Routing is a lot simpler than people think. When a box gets a packet, it checks the destination against all of its interfaces to see if the packet is for it (some systems are "strongly bound", which is a little like antispoofing; we can ignore that for this discussion). If the box does not have an interface with that IP (and if it has IP forwarding enabled), it sends the packet to the FIB for a decision on where to send it next.
A FIB is implemented as a data structure called a binary trie (pronounced "tree"; no, I don't know why the weird spelling). You start at the root node, which is the mask 0.0.0.0. Each node has a link to the next two nodes. As an example of the links, 0.0.0.0/0 has a link to 0.0.0.0/1 and 128.0.0.0/1. 128.0.0.0/1 then has a link to 128.0.0.0/2 and 192.0.0.0/2. And so on. Each node also has an optional interface to send the traffic out (always defined if there is a route for that address/mask combination), and an optional gateway IP address (defined if the route has a gateway). Once you have crawled the trie to find the longest mask match for your destination IP, you use that node's interface to send the traffic. That's really all there is to the routing decision.
If there no gateway IP, you ARP for the destination IP. If there is a gateway IP, you ARP for the gateway IP. That's all the gateway address actually affects.
This gets a little more interesting on systems which support multiple FIBs (think VRFs, Linux network namespaces, OpenBSD rdomains).
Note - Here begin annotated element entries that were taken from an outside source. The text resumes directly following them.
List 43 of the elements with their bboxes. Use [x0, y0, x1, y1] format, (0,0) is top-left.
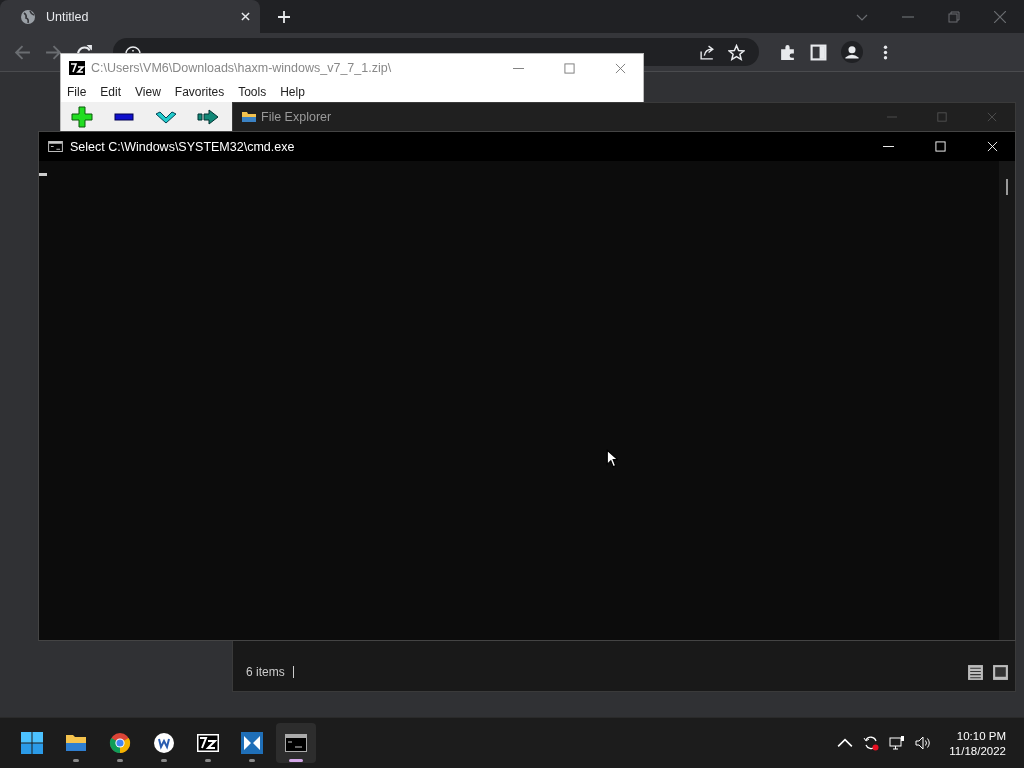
- profile-avatar-icon[interactable]: [841, 41, 863, 63]
- info-icon: [125, 46, 141, 53]
- puzzle-icon[interactable]: [779, 43, 796, 61]
- browser-logo-icon: [109, 732, 131, 754]
- clock[interactable]: 10:10 PM 11/18/2022: [949, 729, 1006, 757]
- new-tab-icon[interactable]: [278, 11, 290, 23]
- menu-item[interactable]: Tools: [238, 85, 267, 99]
- globe-icon: [20, 8, 36, 25]
- folder-icon: [65, 732, 87, 754]
- window-title: C:\Users\VM6\Downloads\haxm-windows_v7_7_1.zip\: [91, 61, 393, 75]
- windows-logo-icon: [21, 732, 43, 754]
- share-icon[interactable]: [699, 43, 716, 61]
- window-title: Select C:\Windows\SYSTEM32\cmd.exe: [70, 139, 296, 154]
- speaker-icon[interactable]: [915, 735, 932, 751]
- menu-item[interactable]: File: [67, 85, 87, 99]
- text-cursor: [39, 173, 47, 176]
- mouse-cursor-icon: [606, 449, 618, 468]
- arrow-right-icon[interactable]: [197, 106, 219, 128]
- side-panel-icon[interactable]: [810, 43, 827, 61]
- archive-app-icon: [197, 732, 219, 754]
- folder-icon: [241, 109, 257, 125]
- menu-item[interactable]: Edit: [100, 85, 122, 99]
- bowtie-app-icon: [241, 732, 263, 754]
- forward-icon[interactable]: [45, 43, 62, 61]
- menu-item[interactable]: View: [135, 85, 161, 99]
- network-icon[interactable]: [889, 735, 906, 751]
- taskbar-app[interactable]: [276, 723, 316, 763]
- console-icon: [48, 141, 63, 152]
- reload-icon[interactable]: [76, 44, 93, 53]
- add-icon[interactable]: [71, 106, 93, 128]
- star-icon[interactable]: [728, 43, 745, 61]
- console-icon: [285, 732, 307, 754]
- sync-alert-icon[interactable]: [863, 735, 880, 751]
- document-app-icon: [153, 732, 175, 754]
- app-logo-icon: [69, 61, 85, 75]
- browser-tab[interactable]: Untitled: [0, 0, 260, 33]
- details-view-icon[interactable]: [967, 663, 984, 681]
- menu-item[interactable]: Favorites: [174, 85, 225, 99]
- status-text: 6 items: [246, 665, 285, 679]
- scrollbar-thumb[interactable]: [1006, 179, 1008, 195]
- menu-item[interactable]: Help: [280, 85, 305, 99]
- window-title: File Explorer: [261, 110, 333, 124]
- tiles-view-icon[interactable]: [992, 663, 1009, 681]
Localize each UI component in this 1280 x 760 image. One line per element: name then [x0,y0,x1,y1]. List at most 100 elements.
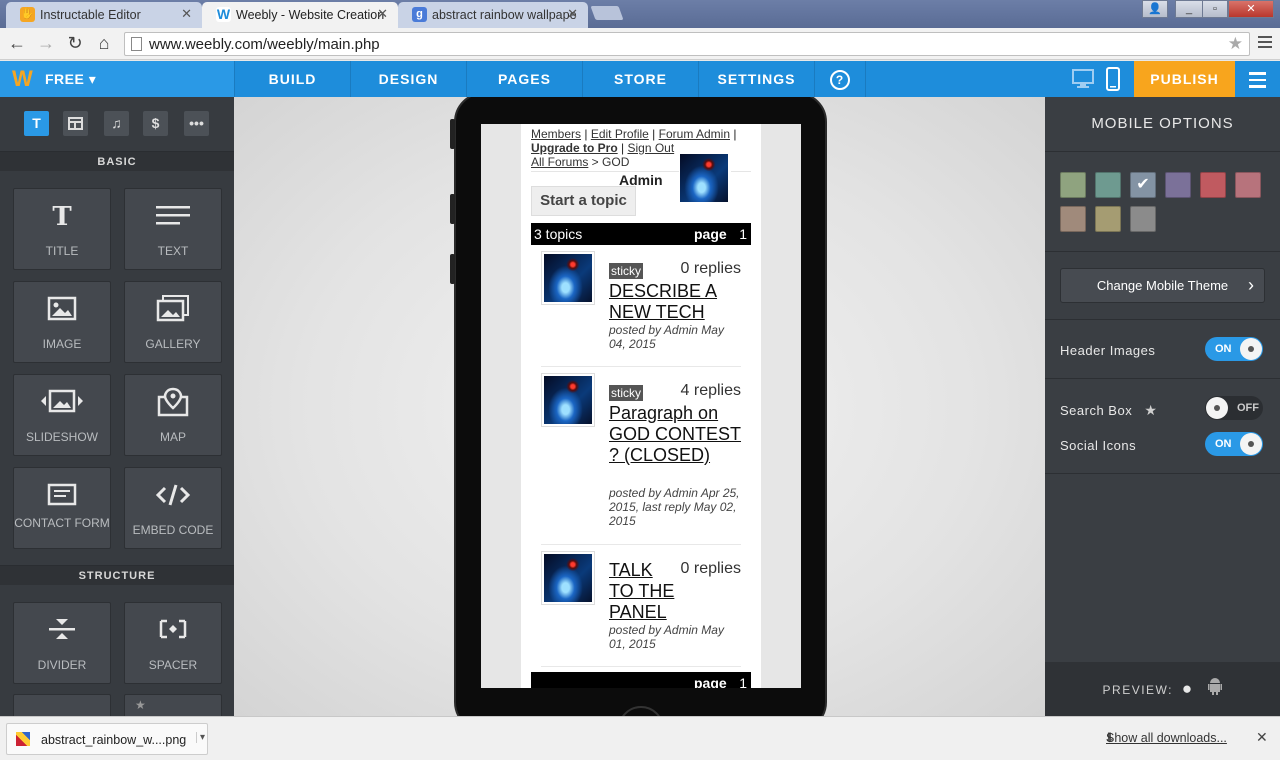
divider [1045,151,1280,152]
color-swatch[interactable] [1130,206,1156,232]
tab-build[interactable]: BUILD [234,61,350,97]
all-forums-link[interactable]: All Forums [531,155,588,169]
text-element[interactable]: TEXT [124,188,222,270]
edit-profile-link[interactable]: Edit Profile [591,127,649,141]
more-element[interactable]: ★ [124,694,222,716]
phone-side-button [450,119,455,149]
image-element[interactable]: IMAGE [13,281,111,363]
tab-instructable-editor[interactable]: ✋ Instructable Editor ✕ [6,2,202,28]
slideshow-element[interactable]: SLIDESHOW [13,374,111,456]
star-icon: ★ [1144,402,1158,418]
reply-count: 4 replies [680,382,741,399]
sign-out-link[interactable]: Sign Out [627,141,674,155]
color-swatch[interactable] [1060,172,1086,198]
new-tab-button[interactable] [590,6,624,20]
topic-item[interactable]: sticky 0 replies DESCRIBE A NEW TECH pos… [541,251,741,361]
desktop-view-icon[interactable] [1072,69,1094,92]
tab-google-search[interactable]: g abstract rainbow wallpape ✕ [398,2,588,28]
members-link[interactable]: Members [531,127,581,141]
breadcrumb-separator: > [588,155,603,169]
more-category-icon[interactable]: ••• [184,111,209,136]
map-element[interactable]: MAP [124,374,222,456]
apple-icon[interactable]: ● [1182,679,1194,698]
text-category-icon[interactable]: T [24,111,49,136]
minimize-button[interactable]: _ [1175,0,1203,18]
chevron-down-icon[interactable]: ▾ [195,732,205,743]
layout-category-icon[interactable] [63,111,88,136]
topic-title[interactable]: DESCRIBE A NEW TECH [609,281,744,323]
reload-icon[interactable]: ↻ [64,33,86,54]
tab-pages[interactable]: PAGES [466,61,582,97]
contact-form-element[interactable]: CONTACT FORM [13,467,111,549]
help-button[interactable]: ? [814,61,866,97]
change-mobile-theme-button[interactable]: Change Mobile Theme › [1060,268,1265,303]
element-label: DIVIDER [37,658,87,672]
tab-store[interactable]: STORE [582,61,698,97]
element-category-tabs: T ♫ $ ••• [0,97,234,149]
forum-admin-link[interactable]: Forum Admin [659,127,730,141]
structure-section-header: STRUCTURE [0,565,234,585]
code-icon [125,480,221,512]
phone-side-button [450,194,455,224]
close-icon[interactable]: ✕ [1256,729,1268,746]
topic-item[interactable]: sticky 4 replies Paragraph on GOD CONTES… [541,373,741,543]
topic-item[interactable]: 0 replies TALK TO THE PANEL posted by Ad… [541,551,741,661]
mobile-view-icon[interactable] [1106,67,1120,94]
header-images-toggle[interactable]: ON [1205,337,1263,361]
commerce-category-icon[interactable]: $ [143,111,168,136]
bookmark-star-icon[interactable]: ★ [1228,34,1243,54]
topic-thumbnail [541,373,595,427]
tab-settings[interactable]: SETTINGS [698,61,814,97]
color-swatch[interactable] [1235,172,1261,198]
back-arrow-icon[interactable]: ← [6,33,28,54]
search-box-toggle[interactable]: OFF [1205,396,1263,420]
embed-code-element[interactable]: EMBED CODE [124,467,222,549]
user-icon[interactable]: 👤 [1142,0,1168,18]
forward-arrow-icon[interactable]: → [35,33,57,54]
instructables-icon: ✋ [20,7,35,22]
color-swatch[interactable] [1165,172,1191,198]
image-icon [14,294,110,326]
topics-header-bar: 3 topics page 1 [531,223,751,245]
divider-element[interactable]: DIVIDER [13,602,111,684]
sticky-badge: sticky [609,263,643,279]
publish-button[interactable]: PUBLISH [1134,61,1235,97]
close-tab-icon[interactable]: ✕ [181,6,192,22]
upgrade-link[interactable]: Upgrade to Pro [531,141,618,155]
topic-title[interactable]: TALK TO THE PANEL [609,560,679,623]
color-swatch[interactable] [1200,172,1226,198]
chrome-menu-icon[interactable] [1258,36,1272,51]
element-label: SPACER [148,658,198,672]
plan-menu[interactable]: W FREE ▾ [0,61,234,97]
color-swatch[interactable] [1095,206,1121,232]
close-window-button[interactable]: ✕ [1228,0,1274,18]
home-icon[interactable]: ⌂ [93,33,115,54]
maximize-button[interactable]: ▫ [1202,0,1228,18]
image-file-icon [16,732,30,746]
social-icons-toggle[interactable]: ON [1205,432,1263,456]
topic-title[interactable]: Paragraph on GOD CONTEST ? (CLOSED) [609,403,744,466]
title-element[interactable]: T TITLE [13,188,111,270]
download-item[interactable]: abstract_rainbow_w....png ▾ [6,723,208,755]
more-element[interactable] [13,694,111,716]
android-icon[interactable] [1208,664,1223,718]
download-filename: abstract_rainbow_w....png [41,733,187,747]
show-all-downloads-link[interactable]: Show all downloads... [1106,731,1227,745]
color-swatch[interactable] [1095,172,1121,198]
breadcrumb-current: GOD [602,155,630,169]
spacer-icon [125,615,221,647]
spacer-element[interactable]: SPACER [124,602,222,684]
color-swatch[interactable] [1060,206,1086,232]
basic-section-header: BASIC [0,151,234,171]
tab-design[interactable]: DESIGN [350,61,466,97]
gallery-element[interactable]: GALLERY [124,281,222,363]
close-tab-icon[interactable]: ✕ [377,6,388,22]
tab-weebly[interactable]: W Weebly - Website Creation ✕ [202,2,398,28]
music-category-icon[interactable]: ♫ [104,111,129,136]
start-topic-button[interactable]: Start a topic [531,186,636,216]
element-label: IMAGE [42,337,82,351]
hamburger-menu-icon[interactable] [1235,61,1280,97]
color-swatch-selected[interactable]: ✔ [1130,172,1156,198]
address-bar[interactable]: www.weebly.com/weebly/main.php ★ [124,32,1250,56]
close-tab-icon[interactable]: ✕ [567,6,578,22]
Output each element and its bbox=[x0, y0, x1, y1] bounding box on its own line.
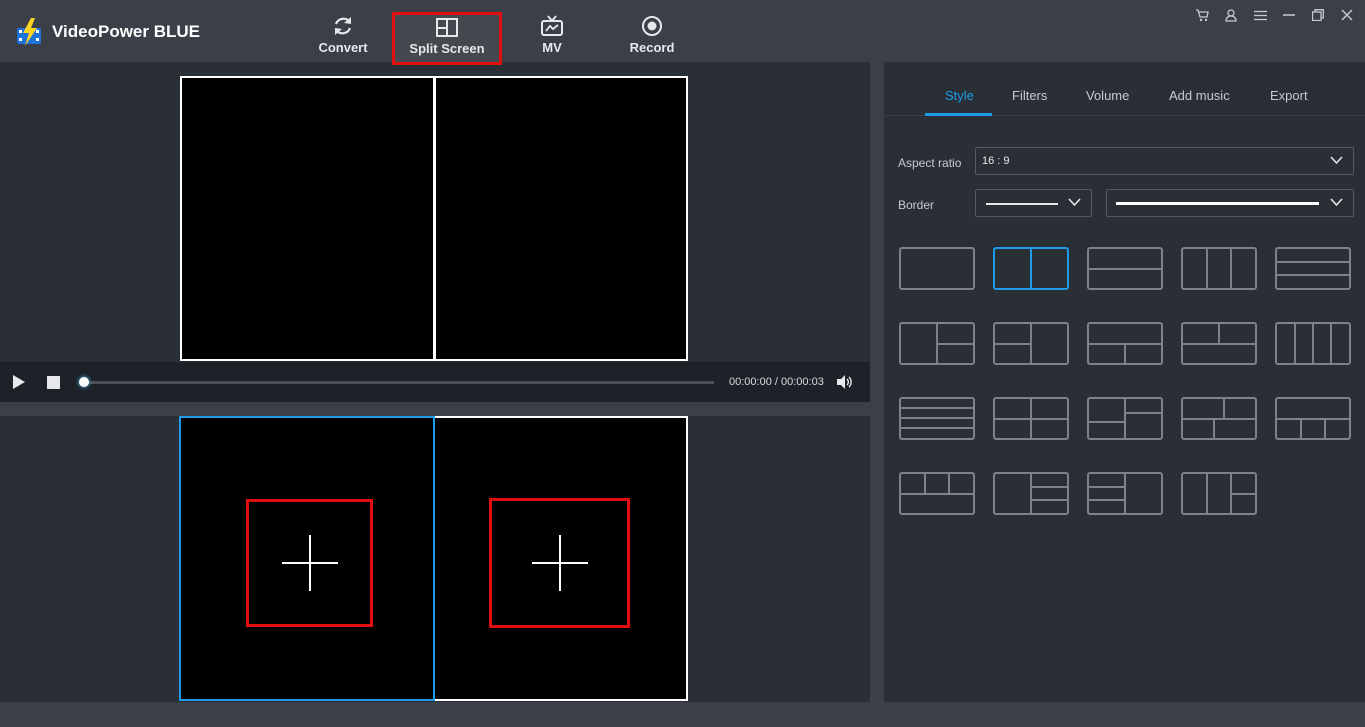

Ultimately, you just have multiple tries, and a little metadata connected to the packet tells the OS which trie to crawl for that packet.
Some operating systems try to make things "easier" by hiding some of this from you. This almost invariably results in making things much more confusing (much like VSX itself is more confusing than it would have been if they had just exposed the VRF or now network namespace functionality directly). You may be able to specify your default route in terms of an interface and a gateway directly, or you may need to specify a smaller route for the gateway first so the "helpful" OS knows which interface to use. I have never seen an operating system where this would not work, though.
Let's say the VPN endpoint's public interface (eth1) is 2.3.4.5, your Internet firewall is VS 5, VS 5's public interface (bond2) is 2.3.4.2, and VS 5's interface towards the VPN (bond1) is 10.20.30.1. Add a local.arp entry on VS 5 telling it to claim to own 2.3.4.5 on bond2. Add a route on VS5 telling it 2.3.4.5 is out bond1 with no gateway. Add a route on the VPN endpoint telling it 0.0.0.0/0 is behind the gateway 10.20.30.1. You might also need to add a route telling the VPN endpoint that 10.20.30.1 is out eth1, but you might not.
When the client 6.7.8.9 tries to connect, the Internet router will ask where 2.3.4.5 is, the firewall will respond with its MAC, the packet will go to the firewall. The firewall doesn't have an interface with that IP, so it will consult its FIB and get the decision to send it out bond1 with no gateway (thereby telling it to ARP for the destination, which is still 2.3.4.5). The traffic will get to the VPN box, and the VPN box will send a response. Assuming it doesn't cache the request details to prepopulate the response, it will consult its routing table and won't find a longer match than the default route, which will tell it to go out eth1 with the gateway address 10.20.30.1. It ARPs for 10.20.30.1, the firewall responds, the packet goes to the firewall, and the firewall sends it along.
Years ago, due to some insane requirements, I had to build a firewall which could be inserted between servers and their default gateways (so bridge mode), but which could also NAT the traffic to maintain symmetry through load balancers (so not bridge mode). That firewall works a lot like what I described above.